Au Chien qui rit
On oublie de chercher le "Chien qui rit" dans le décor maussade de ce bistrot dont la salle est plongée dans la pénombre pendant les heures creuses.On ne gaspille rien, ici, pas même le sourire qui n'est parcimonieusement dispensé qu'aux notables du coin, le pharmacien et le notaire venus disputer une partie de billard après fermeture de leurs officines respectives.
Pour les autres, rien, la patronne imperturbable salue de la tête et sert cafés, limonades et apéros dans la plus parfaite indifférence.
Un visage lisse et pâle qui ne laisse jamais transparaitre la moindre émotion ou fatigue encadré de cheveux blonds et raides dont jamais une mèche rebelle ne viendrait troubler l'ordre établi, un corps parfait, ni gros ni maigre d'où rien ne dépasse, immuablement vêtu de noir, silhouette remarquable de banalité.

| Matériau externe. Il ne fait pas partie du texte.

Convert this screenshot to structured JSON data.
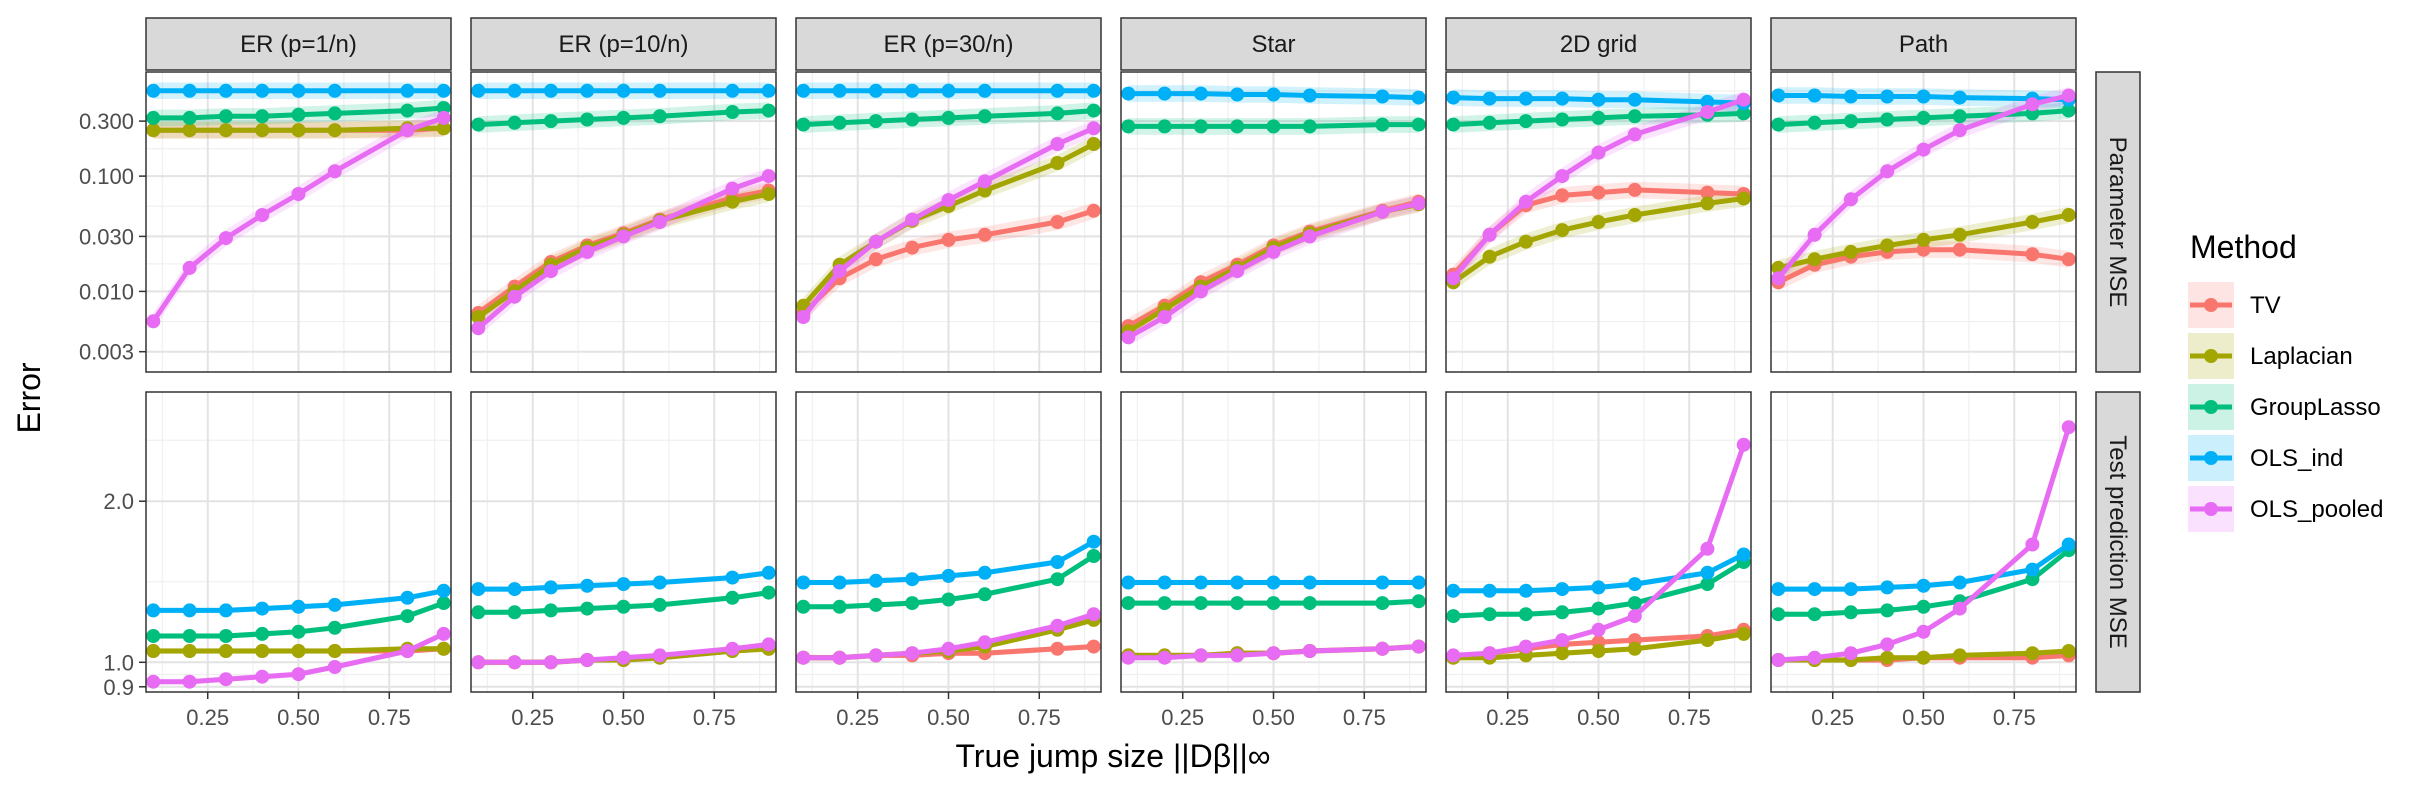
{
  "chart_data": {
    "type": "line",
    "title": "",
    "ylabel": "Error",
    "xlabel": "True jump size  ||Dβ||∞",
    "x": [
      0.1,
      0.2,
      0.3,
      0.4,
      0.5,
      0.6,
      0.8,
      0.9
    ],
    "xticks": [
      0.25,
      0.5,
      0.75
    ],
    "xtick_labels": [
      "0.25",
      "0.50",
      "0.75"
    ],
    "xlim": [
      0.08,
      0.92
    ],
    "facet_columns": [
      "ER (p=1/n)",
      "ER (p=10/n)",
      "ER (p=30/n)",
      "Star",
      "2D grid",
      "Path"
    ],
    "rows": [
      {
        "label": "Parameter MSE",
        "scale": "log10",
        "ylim": [
          0.002,
          0.8
        ],
        "yticks": [
          0.003,
          0.01,
          0.03,
          0.1,
          0.3
        ],
        "ytick_labels": [
          "0.003",
          "0.010",
          "0.030",
          "0.100",
          "0.300"
        ],
        "panels": [
          {
            "facet": "ER (p=1/n)",
            "series": {
              "TV": [
                0.25,
                0.25,
                0.25,
                0.25,
                0.25,
                0.25,
                0.25,
                0.26
              ],
              "Laplacian": [
                0.25,
                0.25,
                0.25,
                0.25,
                0.25,
                0.25,
                0.26,
                0.26
              ],
              "GroupLasso": [
                0.32,
                0.32,
                0.33,
                0.33,
                0.34,
                0.35,
                0.37,
                0.39
              ],
              "OLS_ind": [
                0.55,
                0.55,
                0.55,
                0.55,
                0.55,
                0.55,
                0.55,
                0.55
              ],
              "OLS_pooled": [
                0.0055,
                0.016,
                0.029,
                0.046,
                0.07,
                0.11,
                0.25,
                0.32
              ]
            }
          },
          {
            "facet": "ER (p=10/n)",
            "series": {
              "TV": [
                0.0065,
                0.011,
                0.018,
                0.025,
                0.032,
                0.042,
                0.065,
                0.075
              ],
              "Laplacian": [
                0.006,
                0.01,
                0.017,
                0.024,
                0.031,
                0.041,
                0.06,
                0.07
              ],
              "GroupLasso": [
                0.28,
                0.29,
                0.3,
                0.31,
                0.32,
                0.33,
                0.36,
                0.37
              ],
              "OLS_ind": [
                0.55,
                0.55,
                0.55,
                0.55,
                0.55,
                0.55,
                0.55,
                0.55
              ],
              "OLS_pooled": [
                0.0048,
                0.009,
                0.015,
                0.022,
                0.03,
                0.04,
                0.078,
                0.1
              ]
            }
          },
          {
            "facet": "ER (p=30/n)",
            "series": {
              "TV": [
                0.0065,
                0.013,
                0.019,
                0.024,
                0.028,
                0.031,
                0.04,
                0.05
              ],
              "Laplacian": [
                0.0075,
                0.017,
                0.027,
                0.041,
                0.055,
                0.075,
                0.13,
                0.19
              ],
              "GroupLasso": [
                0.28,
                0.29,
                0.3,
                0.31,
                0.32,
                0.33,
                0.35,
                0.37
              ],
              "OLS_ind": [
                0.55,
                0.55,
                0.55,
                0.55,
                0.55,
                0.55,
                0.55,
                0.55
              ],
              "OLS_pooled": [
                0.006,
                0.015,
                0.027,
                0.042,
                0.062,
                0.09,
                0.19,
                0.26
              ]
            }
          },
          {
            "facet": "Star",
            "series": {
              "TV": [
                0.005,
                0.0075,
                0.012,
                0.017,
                0.025,
                0.033,
                0.05,
                0.06
              ],
              "Laplacian": [
                0.0045,
                0.007,
                0.011,
                0.016,
                0.024,
                0.032,
                0.049,
                0.057
              ],
              "GroupLasso": [
                0.27,
                0.27,
                0.27,
                0.27,
                0.27,
                0.27,
                0.28,
                0.28
              ],
              "OLS_ind": [
                0.52,
                0.52,
                0.52,
                0.51,
                0.51,
                0.5,
                0.49,
                0.48
              ],
              "OLS_pooled": [
                0.004,
                0.006,
                0.01,
                0.015,
                0.022,
                0.03,
                0.049,
                0.058
              ]
            }
          },
          {
            "facet": "2D grid",
            "series": {
              "TV": [
                0.014,
                0.031,
                0.056,
                0.068,
                0.072,
                0.076,
                0.072,
                0.07
              ],
              "Laplacian": [
                0.012,
                0.02,
                0.027,
                0.034,
                0.04,
                0.046,
                0.058,
                0.064
              ],
              "GroupLasso": [
                0.28,
                0.29,
                0.3,
                0.31,
                0.32,
                0.33,
                0.34,
                0.35
              ],
              "OLS_ind": [
                0.48,
                0.47,
                0.47,
                0.47,
                0.46,
                0.46,
                0.44,
                0.43
              ],
              "OLS_pooled": [
                0.013,
                0.031,
                0.06,
                0.1,
                0.16,
                0.23,
                0.36,
                0.46
              ]
            }
          },
          {
            "facet": "Path",
            "series": {
              "TV": [
                0.012,
                0.017,
                0.02,
                0.022,
                0.023,
                0.023,
                0.021,
                0.019
              ],
              "Laplacian": [
                0.016,
                0.019,
                0.022,
                0.025,
                0.028,
                0.031,
                0.04,
                0.046
              ],
              "GroupLasso": [
                0.28,
                0.29,
                0.3,
                0.31,
                0.32,
                0.33,
                0.35,
                0.37
              ],
              "OLS_ind": [
                0.5,
                0.5,
                0.49,
                0.49,
                0.49,
                0.48,
                0.47,
                0.46
              ],
              "OLS_pooled": [
                0.013,
                0.031,
                0.063,
                0.11,
                0.17,
                0.25,
                0.42,
                0.5
              ]
            }
          }
        ]
      },
      {
        "label": "Test prediction MSE",
        "scale": "log10",
        "ylim": [
          0.88,
          3.2
        ],
        "yticks": [
          0.9,
          1.0,
          2.0
        ],
        "ytick_labels": [
          "0.9",
          "1.0",
          "2.0"
        ],
        "panels": [
          {
            "facet": "ER (p=1/n)",
            "series": {
              "TV": [
                1.05,
                1.05,
                1.05,
                1.05,
                1.05,
                1.05,
                1.05,
                1.06
              ],
              "Laplacian": [
                1.05,
                1.05,
                1.05,
                1.05,
                1.05,
                1.05,
                1.06,
                1.06
              ],
              "GroupLasso": [
                1.12,
                1.12,
                1.12,
                1.13,
                1.14,
                1.16,
                1.22,
                1.29
              ],
              "OLS_ind": [
                1.25,
                1.25,
                1.25,
                1.26,
                1.27,
                1.28,
                1.32,
                1.36
              ],
              "OLS_pooled": [
                0.92,
                0.92,
                0.93,
                0.94,
                0.95,
                0.98,
                1.05,
                1.13
              ]
            }
          },
          {
            "facet": "ER (p=10/n)",
            "series": {
              "TV": [
                1.0,
                1.0,
                1.0,
                1.01,
                1.01,
                1.02,
                1.05,
                1.06
              ],
              "Laplacian": [
                1.0,
                1.0,
                1.0,
                1.01,
                1.01,
                1.02,
                1.05,
                1.06
              ],
              "GroupLasso": [
                1.24,
                1.24,
                1.25,
                1.26,
                1.27,
                1.28,
                1.32,
                1.35
              ],
              "OLS_ind": [
                1.37,
                1.37,
                1.38,
                1.39,
                1.4,
                1.41,
                1.44,
                1.47
              ],
              "OLS_pooled": [
                1.0,
                1.0,
                1.0,
                1.01,
                1.02,
                1.03,
                1.06,
                1.08
              ]
            }
          },
          {
            "facet": "ER (p=30/n)",
            "series": {
              "TV": [
                1.02,
                1.02,
                1.03,
                1.03,
                1.04,
                1.04,
                1.06,
                1.07
              ],
              "Laplacian": [
                1.02,
                1.02,
                1.03,
                1.04,
                1.05,
                1.07,
                1.15,
                1.2
              ],
              "GroupLasso": [
                1.27,
                1.27,
                1.28,
                1.29,
                1.31,
                1.34,
                1.43,
                1.58
              ],
              "OLS_ind": [
                1.41,
                1.41,
                1.42,
                1.43,
                1.45,
                1.47,
                1.54,
                1.68
              ],
              "OLS_pooled": [
                1.02,
                1.02,
                1.03,
                1.04,
                1.06,
                1.09,
                1.17,
                1.23
              ]
            }
          },
          {
            "facet": "Star",
            "series": {
              "TV": [
                1.03,
                1.03,
                1.03,
                1.04,
                1.04,
                1.05,
                1.06,
                1.07
              ],
              "Laplacian": [
                1.03,
                1.03,
                1.03,
                1.04,
                1.04,
                1.05,
                1.06,
                1.07
              ],
              "GroupLasso": [
                1.29,
                1.29,
                1.29,
                1.29,
                1.29,
                1.29,
                1.29,
                1.3
              ],
              "OLS_ind": [
                1.41,
                1.41,
                1.41,
                1.41,
                1.41,
                1.41,
                1.41,
                1.41
              ],
              "OLS_pooled": [
                1.02,
                1.02,
                1.03,
                1.03,
                1.04,
                1.05,
                1.06,
                1.07
              ]
            }
          },
          {
            "facet": "2D grid",
            "series": {
              "TV": [
                1.02,
                1.04,
                1.06,
                1.08,
                1.09,
                1.1,
                1.12,
                1.15
              ],
              "Laplacian": [
                1.02,
                1.02,
                1.03,
                1.04,
                1.05,
                1.06,
                1.1,
                1.13
              ],
              "GroupLasso": [
                1.22,
                1.23,
                1.23,
                1.24,
                1.26,
                1.29,
                1.4,
                1.54
              ],
              "OLS_ind": [
                1.36,
                1.36,
                1.36,
                1.37,
                1.38,
                1.4,
                1.47,
                1.59
              ],
              "OLS_pooled": [
                1.03,
                1.04,
                1.07,
                1.1,
                1.15,
                1.22,
                1.63,
                2.55
              ]
            }
          },
          {
            "facet": "Path",
            "series": {
              "TV": [
                1.01,
                1.01,
                1.01,
                1.01,
                1.02,
                1.02,
                1.02,
                1.03
              ],
              "Laplacian": [
                1.01,
                1.01,
                1.01,
                1.02,
                1.02,
                1.03,
                1.04,
                1.05
              ],
              "GroupLasso": [
                1.23,
                1.23,
                1.24,
                1.25,
                1.27,
                1.3,
                1.43,
                1.62
              ],
              "OLS_ind": [
                1.37,
                1.37,
                1.37,
                1.38,
                1.39,
                1.41,
                1.49,
                1.66
              ],
              "OLS_pooled": [
                1.01,
                1.02,
                1.04,
                1.08,
                1.14,
                1.26,
                1.66,
                2.75
              ]
            }
          }
        ]
      }
    ],
    "legend": {
      "title": "Method",
      "position": "right",
      "entries": [
        "TV",
        "Laplacian",
        "GroupLasso",
        "OLS_ind",
        "OLS_pooled"
      ]
    },
    "colors": {
      "TV": "#F8766D",
      "Laplacian": "#A3A500",
      "GroupLasso": "#00BF7D",
      "OLS_ind": "#00B0F6",
      "OLS_pooled": "#E76BF3"
    }
  }
}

Son homme, lui, guère plus haut qu'elle, mais tout aussi falot a le rire facile quoique discret, on le voit à un faisceau de rides s'évadant des tempes pour couler plus bas, presque sous le menton. Serviable, servile parfois, c'est lui qui est chargé de sourire pour deux, à tel point qu'on se demande si finalement, ce n'est pas lui, le "Chien qui rit".
On parle peu et à voix basse dans cette atmosphère étouffante, les joyeux lurons tapeurs de carton et les jeunes préférant la salle surchauffée du Bar en face d'où s'échappent musique et engueulades.
Mais ici, on vient pour lire le journal et s'y ennuyer le soir, pour avaler un café brûlant avant de partir sur les chantiers le matin.
Tout au plus pourrait-on être dérangé dans l'après-midi par un VRP en galère, l'impact sec des queues sur les boules de billard ou les gargouillement d'un gamin devant sa grenadine qui fait des bulles avec sa paille que sa mère a planté là avant de courir vers un inavouable rendez-vous.
Derrière le comptoir, la patronne étale l'ouvrage à terminer: un costume de toréador rouge bordé d'un liseré tressé d'or. Ses doigts s'agitent avec autorité sur le tissu synthétique, matent l'aiguille et le fil transparent qui glisse pour sur le demi noeud qu'elle rajoute à la place du coeur.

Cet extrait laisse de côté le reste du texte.